Claims the Medicare card numbers of all Australians are up for sale on the dark web have been referred for investigation by the Australian Federal Police, with the government insisting electronic health records are safe from nefarious access.
Medicare numbers have been illegally trading for less than $30 on the online marketplace for illegal products, according to an investigation by Guardian Australia.
The dark web vendor of the “Medicare machine” requires a name and date of birth to retrieve “Medicare patient details” by request, raising questions about the cybersecurity of Australian government agencies, including the Department of Human Services, which is responsible for Medicare.
Alongside the department’s logo, the vendor thanks the cyber-shop’s clientele for their patience during an outage.
“I see you guys missed me a lot more than what the Commonwealth did.
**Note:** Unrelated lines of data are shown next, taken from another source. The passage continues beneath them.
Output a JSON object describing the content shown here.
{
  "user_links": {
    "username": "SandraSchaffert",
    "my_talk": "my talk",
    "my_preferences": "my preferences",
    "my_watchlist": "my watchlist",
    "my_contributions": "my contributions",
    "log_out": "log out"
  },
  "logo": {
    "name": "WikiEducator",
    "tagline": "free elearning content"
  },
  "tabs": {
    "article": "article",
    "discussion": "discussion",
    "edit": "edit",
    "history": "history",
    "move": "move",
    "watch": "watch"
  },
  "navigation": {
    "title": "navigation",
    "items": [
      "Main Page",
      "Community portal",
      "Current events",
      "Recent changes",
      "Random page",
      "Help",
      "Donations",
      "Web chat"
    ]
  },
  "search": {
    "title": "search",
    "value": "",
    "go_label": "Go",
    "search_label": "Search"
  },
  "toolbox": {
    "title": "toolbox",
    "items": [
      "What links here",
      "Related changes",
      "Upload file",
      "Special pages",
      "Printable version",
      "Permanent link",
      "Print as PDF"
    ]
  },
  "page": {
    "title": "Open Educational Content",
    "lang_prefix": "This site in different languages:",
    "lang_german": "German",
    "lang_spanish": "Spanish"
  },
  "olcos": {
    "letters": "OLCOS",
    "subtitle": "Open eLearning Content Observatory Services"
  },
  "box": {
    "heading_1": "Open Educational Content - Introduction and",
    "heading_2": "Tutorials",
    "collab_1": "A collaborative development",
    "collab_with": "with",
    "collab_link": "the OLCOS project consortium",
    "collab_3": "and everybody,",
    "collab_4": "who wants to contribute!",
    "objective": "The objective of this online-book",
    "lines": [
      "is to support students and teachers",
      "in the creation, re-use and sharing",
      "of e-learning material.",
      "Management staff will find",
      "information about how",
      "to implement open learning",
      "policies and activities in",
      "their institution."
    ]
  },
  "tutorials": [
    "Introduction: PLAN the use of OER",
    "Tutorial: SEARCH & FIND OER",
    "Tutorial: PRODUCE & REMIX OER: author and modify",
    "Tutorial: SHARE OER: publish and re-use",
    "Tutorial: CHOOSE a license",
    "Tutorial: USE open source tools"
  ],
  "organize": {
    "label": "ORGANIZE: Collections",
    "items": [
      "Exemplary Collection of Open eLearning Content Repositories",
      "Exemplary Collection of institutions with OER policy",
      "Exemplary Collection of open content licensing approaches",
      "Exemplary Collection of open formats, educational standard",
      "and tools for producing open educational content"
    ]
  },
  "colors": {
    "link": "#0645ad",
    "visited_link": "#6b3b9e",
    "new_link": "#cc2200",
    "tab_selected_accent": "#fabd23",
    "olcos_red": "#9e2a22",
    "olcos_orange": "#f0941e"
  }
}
Many thanks to all of you for your kind words of encouragement during the outage, much appreciated,” the hacker wrote.
Since its return online in October 2016, the Medicare machine claims to have sold 75 Medicare numbers for 0.0089 bitcoin each, the equivalent of $22.
Medicare card details are not publicly available and can be used for identity theft or to defraud the government of Medicare rebates.
In a press conference today Human Services Minister Alan Tudge said the department had informed him there had been no breach of its systems.
"The suggestions are the numbers are very small and we are talking about the acquisition of Medicare card numbers only," Tudge said.
"It is more likely to have been a traditional criminal activity," he said.
Concerns that the details could allow a malicious attacker to gain access to the My Health Record were unfounded, a spokeswoman for the Federal Department of Health said, with robust controls in place.
“Additional information is required to authenticate consumers or doctors as a user and provide access to records,” the spokeswoman said.
“Additionally, the My Health Record has real-time monitoring and surveillance including a record of every access to ensure it is authorised and identification and rapid response to suspicious activities.”
The My Health Record contains the records of almost five million Australians and in five years of operation has experienced no security breaches, according to the Department of Health.
Since returning to the dark web, the vendor claims to be able to access Medicare numbers by “exploiting a vulnerability which has a much more solid foundation which means not only will it be a lot faster and easier for myself, but it will be here to stay. I hope, lol.”